The fallback to raw_path makes sense, but since you're already using capture_output=True, it would help to include ffmpeg’s stderr in the warning (e.g., e.stderr.decode('utf-8', errors='ignore') for CalledProcessError) so failures are easier to debug.

Suggested change
except (subprocess.CalledProcessError, FileNotFoundError) as e:
error_type = "not found" if isinstance(e, FileNotFoundError) else "failed"
print(f"[WARN] ffmpeg {error_type} - skipping audio post-processing")
print(f"[WARN] Using raw audio output instead")
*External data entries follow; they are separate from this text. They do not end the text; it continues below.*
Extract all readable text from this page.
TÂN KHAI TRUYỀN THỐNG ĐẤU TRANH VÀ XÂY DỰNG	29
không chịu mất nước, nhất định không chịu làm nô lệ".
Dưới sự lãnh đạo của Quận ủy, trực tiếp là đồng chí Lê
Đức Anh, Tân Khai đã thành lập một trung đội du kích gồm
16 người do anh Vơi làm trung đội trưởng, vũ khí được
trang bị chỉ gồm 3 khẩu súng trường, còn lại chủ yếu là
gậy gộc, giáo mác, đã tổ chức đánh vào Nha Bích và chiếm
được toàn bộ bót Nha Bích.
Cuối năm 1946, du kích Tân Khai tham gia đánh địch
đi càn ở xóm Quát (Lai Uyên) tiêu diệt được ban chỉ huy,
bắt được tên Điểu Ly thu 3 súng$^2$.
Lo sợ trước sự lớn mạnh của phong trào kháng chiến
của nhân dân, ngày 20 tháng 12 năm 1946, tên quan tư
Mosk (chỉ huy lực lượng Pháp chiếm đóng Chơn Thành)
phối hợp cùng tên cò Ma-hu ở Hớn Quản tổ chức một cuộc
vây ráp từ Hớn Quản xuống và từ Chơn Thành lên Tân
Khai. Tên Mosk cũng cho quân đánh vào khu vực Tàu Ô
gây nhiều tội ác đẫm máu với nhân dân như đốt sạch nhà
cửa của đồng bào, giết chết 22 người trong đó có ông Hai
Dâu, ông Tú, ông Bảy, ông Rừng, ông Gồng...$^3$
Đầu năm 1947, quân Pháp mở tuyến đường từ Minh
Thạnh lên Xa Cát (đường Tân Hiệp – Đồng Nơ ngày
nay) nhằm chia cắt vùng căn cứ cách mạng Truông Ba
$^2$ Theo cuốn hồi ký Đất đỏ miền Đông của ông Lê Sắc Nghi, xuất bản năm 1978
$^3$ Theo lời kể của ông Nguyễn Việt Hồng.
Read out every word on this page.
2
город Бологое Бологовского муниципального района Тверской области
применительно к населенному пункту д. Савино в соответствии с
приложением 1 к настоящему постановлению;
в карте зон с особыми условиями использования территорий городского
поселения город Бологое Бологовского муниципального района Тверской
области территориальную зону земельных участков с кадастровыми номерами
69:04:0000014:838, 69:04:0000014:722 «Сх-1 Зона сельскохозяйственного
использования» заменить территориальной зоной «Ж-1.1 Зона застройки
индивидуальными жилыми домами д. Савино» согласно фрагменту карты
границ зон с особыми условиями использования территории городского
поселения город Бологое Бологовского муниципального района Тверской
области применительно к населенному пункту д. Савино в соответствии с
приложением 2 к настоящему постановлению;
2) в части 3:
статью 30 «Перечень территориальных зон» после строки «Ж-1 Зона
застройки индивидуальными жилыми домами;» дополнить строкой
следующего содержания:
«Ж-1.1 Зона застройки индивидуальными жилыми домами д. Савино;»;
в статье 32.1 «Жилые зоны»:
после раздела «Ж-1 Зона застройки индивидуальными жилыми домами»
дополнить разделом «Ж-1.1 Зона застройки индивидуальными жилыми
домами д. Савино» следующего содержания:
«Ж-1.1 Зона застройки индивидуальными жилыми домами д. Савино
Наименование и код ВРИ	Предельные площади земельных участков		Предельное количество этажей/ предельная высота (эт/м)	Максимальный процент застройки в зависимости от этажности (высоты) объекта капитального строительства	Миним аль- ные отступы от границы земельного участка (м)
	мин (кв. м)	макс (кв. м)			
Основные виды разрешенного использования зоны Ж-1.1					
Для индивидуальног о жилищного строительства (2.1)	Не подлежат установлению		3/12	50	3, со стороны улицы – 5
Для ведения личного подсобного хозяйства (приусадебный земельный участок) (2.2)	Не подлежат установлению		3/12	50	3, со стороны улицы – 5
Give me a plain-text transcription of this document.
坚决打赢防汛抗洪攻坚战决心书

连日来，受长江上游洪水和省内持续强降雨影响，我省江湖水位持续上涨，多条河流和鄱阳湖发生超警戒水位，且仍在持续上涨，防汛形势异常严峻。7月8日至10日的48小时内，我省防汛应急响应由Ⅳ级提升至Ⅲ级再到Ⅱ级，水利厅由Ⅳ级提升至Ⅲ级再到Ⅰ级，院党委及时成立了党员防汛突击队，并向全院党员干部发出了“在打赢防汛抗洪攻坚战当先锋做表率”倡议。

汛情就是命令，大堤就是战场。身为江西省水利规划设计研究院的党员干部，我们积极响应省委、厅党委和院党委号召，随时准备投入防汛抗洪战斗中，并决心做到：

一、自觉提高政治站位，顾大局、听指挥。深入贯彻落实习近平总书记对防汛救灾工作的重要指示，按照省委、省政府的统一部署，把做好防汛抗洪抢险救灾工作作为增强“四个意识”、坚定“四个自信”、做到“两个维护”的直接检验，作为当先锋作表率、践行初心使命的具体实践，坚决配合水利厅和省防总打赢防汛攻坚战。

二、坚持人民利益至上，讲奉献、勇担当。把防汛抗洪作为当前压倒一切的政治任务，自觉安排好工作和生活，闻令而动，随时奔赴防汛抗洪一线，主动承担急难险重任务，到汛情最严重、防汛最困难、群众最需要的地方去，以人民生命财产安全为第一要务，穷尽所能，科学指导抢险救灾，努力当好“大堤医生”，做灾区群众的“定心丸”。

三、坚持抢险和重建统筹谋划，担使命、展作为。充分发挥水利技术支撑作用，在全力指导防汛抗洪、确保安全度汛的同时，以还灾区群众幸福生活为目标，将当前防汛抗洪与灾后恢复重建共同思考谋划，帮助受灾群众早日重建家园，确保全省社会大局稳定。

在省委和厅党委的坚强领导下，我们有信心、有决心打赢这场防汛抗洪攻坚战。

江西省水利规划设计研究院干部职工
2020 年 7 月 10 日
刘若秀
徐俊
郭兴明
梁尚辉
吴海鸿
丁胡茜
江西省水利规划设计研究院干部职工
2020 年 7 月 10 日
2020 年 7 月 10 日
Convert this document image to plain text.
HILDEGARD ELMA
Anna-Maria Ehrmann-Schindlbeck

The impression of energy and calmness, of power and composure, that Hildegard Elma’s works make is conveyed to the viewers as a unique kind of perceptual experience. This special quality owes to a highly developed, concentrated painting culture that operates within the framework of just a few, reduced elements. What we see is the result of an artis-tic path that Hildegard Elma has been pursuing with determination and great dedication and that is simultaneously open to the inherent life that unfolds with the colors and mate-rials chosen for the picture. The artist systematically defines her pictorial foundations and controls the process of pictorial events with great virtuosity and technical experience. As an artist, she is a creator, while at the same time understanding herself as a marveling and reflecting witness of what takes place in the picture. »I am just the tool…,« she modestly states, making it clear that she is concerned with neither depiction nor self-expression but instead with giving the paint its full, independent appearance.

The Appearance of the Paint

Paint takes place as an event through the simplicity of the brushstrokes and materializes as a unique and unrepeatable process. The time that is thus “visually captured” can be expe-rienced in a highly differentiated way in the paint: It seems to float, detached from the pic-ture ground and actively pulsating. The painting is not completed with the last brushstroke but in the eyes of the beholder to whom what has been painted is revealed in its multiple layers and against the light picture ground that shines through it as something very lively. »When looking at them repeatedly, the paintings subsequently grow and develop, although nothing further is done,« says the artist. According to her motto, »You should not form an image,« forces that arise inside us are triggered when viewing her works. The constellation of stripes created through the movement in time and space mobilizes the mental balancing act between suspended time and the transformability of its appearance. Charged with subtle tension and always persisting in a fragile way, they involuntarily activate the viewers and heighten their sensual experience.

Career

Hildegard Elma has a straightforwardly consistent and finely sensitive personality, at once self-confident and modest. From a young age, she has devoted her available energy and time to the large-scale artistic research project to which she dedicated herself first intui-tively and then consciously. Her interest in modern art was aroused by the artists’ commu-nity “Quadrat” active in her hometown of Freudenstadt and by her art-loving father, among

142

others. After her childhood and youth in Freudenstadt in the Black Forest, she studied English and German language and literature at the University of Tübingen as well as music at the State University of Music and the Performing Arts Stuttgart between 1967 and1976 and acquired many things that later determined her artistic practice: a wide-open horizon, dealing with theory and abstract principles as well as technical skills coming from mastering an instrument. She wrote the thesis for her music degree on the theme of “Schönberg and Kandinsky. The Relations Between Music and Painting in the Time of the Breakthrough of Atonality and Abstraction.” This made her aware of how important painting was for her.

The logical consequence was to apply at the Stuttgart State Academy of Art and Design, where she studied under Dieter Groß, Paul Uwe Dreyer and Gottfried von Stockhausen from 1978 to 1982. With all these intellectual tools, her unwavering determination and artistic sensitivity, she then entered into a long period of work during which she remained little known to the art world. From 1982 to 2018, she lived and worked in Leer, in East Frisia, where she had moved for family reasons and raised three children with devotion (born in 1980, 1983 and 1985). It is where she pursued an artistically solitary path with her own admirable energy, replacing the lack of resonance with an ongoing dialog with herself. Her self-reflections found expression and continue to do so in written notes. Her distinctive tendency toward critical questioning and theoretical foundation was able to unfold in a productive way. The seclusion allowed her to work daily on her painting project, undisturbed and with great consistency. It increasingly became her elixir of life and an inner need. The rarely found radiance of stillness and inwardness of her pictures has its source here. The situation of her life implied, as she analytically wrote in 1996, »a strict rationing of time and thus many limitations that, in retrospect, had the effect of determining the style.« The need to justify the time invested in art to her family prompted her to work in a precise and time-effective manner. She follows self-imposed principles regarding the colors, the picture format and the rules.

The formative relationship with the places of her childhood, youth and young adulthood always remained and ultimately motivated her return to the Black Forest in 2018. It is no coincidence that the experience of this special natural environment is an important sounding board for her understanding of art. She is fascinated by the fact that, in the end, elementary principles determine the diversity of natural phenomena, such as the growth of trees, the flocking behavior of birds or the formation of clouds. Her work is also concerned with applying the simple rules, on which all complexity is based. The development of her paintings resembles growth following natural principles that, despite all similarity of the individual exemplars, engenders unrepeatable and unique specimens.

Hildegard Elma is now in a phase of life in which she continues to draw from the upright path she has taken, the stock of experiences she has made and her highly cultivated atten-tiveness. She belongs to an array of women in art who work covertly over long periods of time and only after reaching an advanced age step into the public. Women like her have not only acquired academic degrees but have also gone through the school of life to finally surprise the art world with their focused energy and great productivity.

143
# If ffmpeg fails or is not installed, use the raw audio file
final_path = raw_path
except (subprocess.CalledProcessError, FileNotFoundError) as e:
error_type = "not found" if isinstance(e, FileNotFoundError) else "failed"
print(f"[WARN] ffmpeg {error_type} - skipping audio post-processing")
# Include stderr for diagnosability when ffmpeg is present but fails
if isinstance(e, subprocess.CalledProcessError) and e.stderr:
stderr_text = e.stderr.decode("utf-8", errors="ignore")
if stderr_text.strip():
print("[WARN] ffmpeg stderr:")
print(stderr_text)
print(f"[WARN] Using raw audio output instead")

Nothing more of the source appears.